The use of the formula “for the purposes of identification only” was to be contrasted with cases in which the parcels clause gave a verbal description of the land but also referred to the land as being “more particularly delineated” on the plan. In such a case, in the event of any uncertainty as between the words and the plan, the latter would ordinarily prevail over the words and will control the verbal description: Strachey v Ramage [2008] EWCA Civ 384; [2008] PLSCS 113; [2008] 2 P & CR 8 considered.
In this case, therefore, the judge was construing not the No 34 plan, but the No 34 lease, of which the plan was a part. That was exactly what the judge did. He did not hold that the plan should be disregarded. To the contrary, he took it into account. He correctly approached the question of construction before him as of the lease (reading it as a whole). He did not commit the error of seeking to construe the plan as if it “more particularly delineated” the boundary.
(3) The judge was entitled to look to the physical features of the land, specifically the hedge and there was no reason in law why he could not prefer the evidence of the hedge to the evidence of the plan or vice versa, assuming that those pieces of evidence pointed in different directions. The No 34 lease, the plan and the hedge (amongst other things) were all material that the judge was entitled to take into account: Pennock v Hodgson [2010] EWCA Civ 873; [2010] PLSCS 223 considered.
The first resort in the event of a boundary dispute was to look at the deeds. However, if it became necessary to establish the exact boundary, the deeds would almost invariably have to be supplemented by such inferences as might be drawn from topographical features which existed, or might be supposed to have existed, when the conveyances were executed: Alan Wibberley Building Ltd v Insley [1999] 2 EGLR 89 considered.
(4) In the present case, the plan was not to scale. It was also exceedingly small and hard to read. The demarcations and edgings were, particularly given the size of the plan, disproportionately thick. The judge found that one had to bear in mind that, as far as the lease plan was concerned, it was transparently obvious that the plan or plans were only for the purposes of identification. Plans that were for the purposes of identification only should not be given primacy in terms of consideration as a strand of evidence where they were obviously limited in their purpose and intended effect from the very outset. That was an apt description of the evidential significance of the No 34 plan.

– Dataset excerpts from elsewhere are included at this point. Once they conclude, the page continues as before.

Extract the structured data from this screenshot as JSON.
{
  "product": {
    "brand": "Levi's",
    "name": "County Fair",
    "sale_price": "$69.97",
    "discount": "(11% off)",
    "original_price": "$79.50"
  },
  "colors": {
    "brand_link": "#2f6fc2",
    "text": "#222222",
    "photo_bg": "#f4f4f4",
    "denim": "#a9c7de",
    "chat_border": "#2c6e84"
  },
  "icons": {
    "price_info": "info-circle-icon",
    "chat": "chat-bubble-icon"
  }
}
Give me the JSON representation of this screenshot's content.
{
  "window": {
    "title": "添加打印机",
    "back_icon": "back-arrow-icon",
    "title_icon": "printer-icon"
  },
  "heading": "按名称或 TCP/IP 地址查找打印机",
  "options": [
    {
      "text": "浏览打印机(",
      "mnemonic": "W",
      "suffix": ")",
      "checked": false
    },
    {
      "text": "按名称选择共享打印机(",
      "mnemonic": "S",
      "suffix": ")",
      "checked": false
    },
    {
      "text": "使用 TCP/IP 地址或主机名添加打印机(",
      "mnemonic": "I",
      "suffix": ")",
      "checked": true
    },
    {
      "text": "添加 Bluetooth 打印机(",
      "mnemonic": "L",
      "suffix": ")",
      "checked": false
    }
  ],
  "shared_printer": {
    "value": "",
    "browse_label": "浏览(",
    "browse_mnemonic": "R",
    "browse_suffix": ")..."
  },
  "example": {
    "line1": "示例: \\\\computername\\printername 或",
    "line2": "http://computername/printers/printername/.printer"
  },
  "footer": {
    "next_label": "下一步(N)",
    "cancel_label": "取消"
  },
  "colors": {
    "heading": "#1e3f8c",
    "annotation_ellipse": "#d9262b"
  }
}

The judge had a solid basis for finding that the hedge constituted the boundary between the gardens. The evidence of the plan and the topographical evidence were, when properly considered, actually consistent and (on the whole) mutually reinforcing. The judge was not faced with a choice between two inconsistent lines of evidence. He construed the evidence before him as a whole and reached the correct conclusion.
Lina Mattsson and Michael Tetstall (instructed by Meadows & Co) appeared for the appellants; Jonathan Wills (instructed by Direct Access) appeared for the respondent.